2006-12-20, 07:57 PM
Hey guys I have a question to ask anyone whos up to make some templates for me. Could any one of you make these for one of my campeign settings? It was a old idea, called Candyland D20. So will any of you please make a. . .
Oh, and I already made some-non templete monsters, but mabye one of you guys could make some other monsters that would be cool. So far I made a Gummi Worm, Nerds(race), Gingerbread men(race) and some other things.
2006-12-21, 11:37 PM
THAT'S AWESOME!!! I'LL SEE IF MY FRIEND WADE AND I CAN COME UP WITH SOme goOD IDEAS
2006-12-22, 06:43 AM
That sort of game would actually probably be a lot better with rules that are simpler than the D20 system. I am not knocking your idea, my own players say my games have a really high "Rainbow Bright factor" to them, but something much simpler would be a better basis.
If you are really in love with the D20 rules then I would suggest you take the SRD and start chopping things out left and right.
Off the top of my head for that sort of game I would remove the following.
All classes other than fighter, cleric, and wizard. Remove the concept of multiclassing.
I would remove the entire skill system, and replace it with the simple system that when a character tries to do something "appropriate for their class" then they roll D20+ character level + whatever ability score would be relevant. If it is not "appropriate" for their class then they only get D20 + ability score. This is basically what castles and crusades does.
I would remove attacks of opportunity, charges, disarms, trips, sunders, flanks, and most other combat manuevers other than attacks and grapples. I would also remove delays and readied actions as well.
I would then carefully remove all feats related to anything you already removed. You many want to consider removing everything in the game that temporarily raises or lowers ability scores, and finally, go to a simplified initiative system, where everyone at the table (GM included) rolls D20, high roll goes first, and then play continues to the left from there.
Playing a Candyland game with the full D20 ruleset ends up with the situation where the rules just don't match up with the genre. Dimmy Doo and the Great Wazoo shouldn't be worrying about AOOs, flanks, prestige classes or barbarian rage when they are fighting Gummy bears. It just ISN'T even remotely a serious genre, so there is no reason to use a heavy ruleset. It is more of a cartoon genre.

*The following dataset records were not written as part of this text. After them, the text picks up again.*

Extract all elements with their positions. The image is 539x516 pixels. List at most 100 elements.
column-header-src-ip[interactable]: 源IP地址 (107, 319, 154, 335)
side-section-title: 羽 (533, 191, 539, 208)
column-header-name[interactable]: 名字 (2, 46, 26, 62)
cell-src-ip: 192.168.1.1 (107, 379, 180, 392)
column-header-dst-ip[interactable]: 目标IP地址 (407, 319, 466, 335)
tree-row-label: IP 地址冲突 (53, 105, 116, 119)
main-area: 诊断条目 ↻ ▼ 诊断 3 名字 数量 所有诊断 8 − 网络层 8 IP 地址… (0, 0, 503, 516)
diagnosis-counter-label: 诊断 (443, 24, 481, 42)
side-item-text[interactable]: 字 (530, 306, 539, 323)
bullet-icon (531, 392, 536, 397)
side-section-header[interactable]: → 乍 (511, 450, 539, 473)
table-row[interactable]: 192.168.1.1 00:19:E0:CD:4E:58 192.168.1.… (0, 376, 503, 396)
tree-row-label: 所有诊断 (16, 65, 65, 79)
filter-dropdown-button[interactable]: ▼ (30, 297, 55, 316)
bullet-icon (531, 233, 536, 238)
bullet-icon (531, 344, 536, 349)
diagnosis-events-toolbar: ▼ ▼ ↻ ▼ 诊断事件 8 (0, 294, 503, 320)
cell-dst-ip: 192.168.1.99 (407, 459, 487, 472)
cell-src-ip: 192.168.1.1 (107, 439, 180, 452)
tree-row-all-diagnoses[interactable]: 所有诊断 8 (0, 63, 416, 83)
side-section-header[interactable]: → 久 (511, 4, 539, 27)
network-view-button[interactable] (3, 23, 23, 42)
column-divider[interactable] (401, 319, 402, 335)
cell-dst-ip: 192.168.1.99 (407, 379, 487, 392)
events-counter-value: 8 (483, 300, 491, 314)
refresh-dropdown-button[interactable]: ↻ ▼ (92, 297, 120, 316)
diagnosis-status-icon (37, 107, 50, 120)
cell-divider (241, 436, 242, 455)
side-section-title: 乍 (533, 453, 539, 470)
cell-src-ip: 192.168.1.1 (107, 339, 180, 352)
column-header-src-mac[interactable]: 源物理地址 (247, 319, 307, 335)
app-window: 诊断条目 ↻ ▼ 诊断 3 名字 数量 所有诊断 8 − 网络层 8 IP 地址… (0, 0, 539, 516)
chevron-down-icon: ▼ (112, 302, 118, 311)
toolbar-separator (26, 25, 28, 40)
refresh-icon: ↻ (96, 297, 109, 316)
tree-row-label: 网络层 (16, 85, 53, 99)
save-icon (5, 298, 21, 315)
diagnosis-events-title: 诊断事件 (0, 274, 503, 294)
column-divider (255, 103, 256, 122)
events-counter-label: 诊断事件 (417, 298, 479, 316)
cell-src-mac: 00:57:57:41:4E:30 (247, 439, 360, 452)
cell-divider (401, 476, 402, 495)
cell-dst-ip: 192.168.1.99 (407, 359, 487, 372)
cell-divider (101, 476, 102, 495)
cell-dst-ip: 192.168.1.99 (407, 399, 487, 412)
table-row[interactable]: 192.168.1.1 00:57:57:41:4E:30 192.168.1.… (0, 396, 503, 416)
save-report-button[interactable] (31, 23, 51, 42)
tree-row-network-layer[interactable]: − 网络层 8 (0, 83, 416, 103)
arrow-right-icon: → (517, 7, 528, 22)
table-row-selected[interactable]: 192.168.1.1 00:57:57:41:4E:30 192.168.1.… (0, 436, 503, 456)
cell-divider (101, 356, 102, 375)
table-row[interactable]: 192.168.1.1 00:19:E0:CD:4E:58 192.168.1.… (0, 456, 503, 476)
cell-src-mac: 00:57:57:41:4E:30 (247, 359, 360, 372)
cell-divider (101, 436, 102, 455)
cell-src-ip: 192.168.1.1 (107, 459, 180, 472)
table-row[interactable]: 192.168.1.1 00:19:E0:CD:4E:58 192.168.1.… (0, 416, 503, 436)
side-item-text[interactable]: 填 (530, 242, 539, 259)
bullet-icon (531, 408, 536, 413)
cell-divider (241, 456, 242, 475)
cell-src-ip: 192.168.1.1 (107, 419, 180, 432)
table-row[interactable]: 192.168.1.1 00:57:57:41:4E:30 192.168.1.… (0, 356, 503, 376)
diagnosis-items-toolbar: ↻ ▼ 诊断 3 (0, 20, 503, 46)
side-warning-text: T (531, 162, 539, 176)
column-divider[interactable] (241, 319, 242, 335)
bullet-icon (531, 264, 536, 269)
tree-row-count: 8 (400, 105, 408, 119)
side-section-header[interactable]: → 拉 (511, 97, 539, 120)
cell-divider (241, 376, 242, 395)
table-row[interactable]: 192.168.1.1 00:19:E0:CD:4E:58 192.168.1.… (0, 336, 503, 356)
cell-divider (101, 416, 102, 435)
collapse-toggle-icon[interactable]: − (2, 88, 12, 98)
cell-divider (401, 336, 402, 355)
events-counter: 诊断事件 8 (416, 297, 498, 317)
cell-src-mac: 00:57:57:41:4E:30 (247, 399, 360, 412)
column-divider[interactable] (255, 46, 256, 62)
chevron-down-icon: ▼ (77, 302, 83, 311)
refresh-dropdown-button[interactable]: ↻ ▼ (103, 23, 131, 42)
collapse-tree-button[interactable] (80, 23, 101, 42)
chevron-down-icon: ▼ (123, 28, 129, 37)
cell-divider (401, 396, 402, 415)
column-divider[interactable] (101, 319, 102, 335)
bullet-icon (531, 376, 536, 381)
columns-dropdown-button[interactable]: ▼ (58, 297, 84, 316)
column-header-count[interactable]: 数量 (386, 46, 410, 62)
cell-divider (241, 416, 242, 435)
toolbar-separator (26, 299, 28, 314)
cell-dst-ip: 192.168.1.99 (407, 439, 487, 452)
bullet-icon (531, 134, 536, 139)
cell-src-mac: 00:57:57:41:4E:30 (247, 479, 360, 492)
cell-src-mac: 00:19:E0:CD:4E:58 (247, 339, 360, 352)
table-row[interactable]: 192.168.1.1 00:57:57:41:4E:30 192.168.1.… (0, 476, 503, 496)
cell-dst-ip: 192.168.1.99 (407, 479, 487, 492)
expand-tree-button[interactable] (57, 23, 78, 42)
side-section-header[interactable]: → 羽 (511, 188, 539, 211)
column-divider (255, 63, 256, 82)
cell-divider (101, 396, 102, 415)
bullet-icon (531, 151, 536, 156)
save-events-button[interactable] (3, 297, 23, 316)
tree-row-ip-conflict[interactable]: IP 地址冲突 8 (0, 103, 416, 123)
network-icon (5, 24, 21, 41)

The castles and crusades rules could pretty much handle this genre unmodified, although the basic D&D red box set from the 1980s would be even better.
When suggesting things to cut I firmly attacked the biggest offenders in gameplay slowdown. The number one offender in gameplay slowdown is the attack of opportunity. This rule alone pretty much doubles the true length of most combats, and the rule doesn't even really model what it is supposed to model. Unfortunately removing it requires major surgery to the system.
The next biggest offender is the overly complex initiative system, along with the delays and readies.
Temporary ability score changes can really slow down the game, it just depends on your group of players. People who are bad at math, bad with the rules, or just not too bright are really slowed down by these, or they fail to apply them at all.
The flank causes endless minute figure reshuffling each turn, which slows down the game. The flank rule isn't needed if your game doesn't feature sneak attack, and since I suggested cutting the rogue, there is no need for the flank either.
Most of the classes don't fit the flavor, or are simply over complicated fighters, which is why I suggested chopping the classes down to 3. Removing the rogue serves a dual purpose, the class doesn't seem likely for people wandering around gum drop mountains fighting ice cream sandwiches, and removing the rogue allows you to excise the skill system and the the flank rules.
purple gelatinous cube o' Doom
2006-12-23, 01:22 AM
I might have to go dig my game out and see what I can come up with.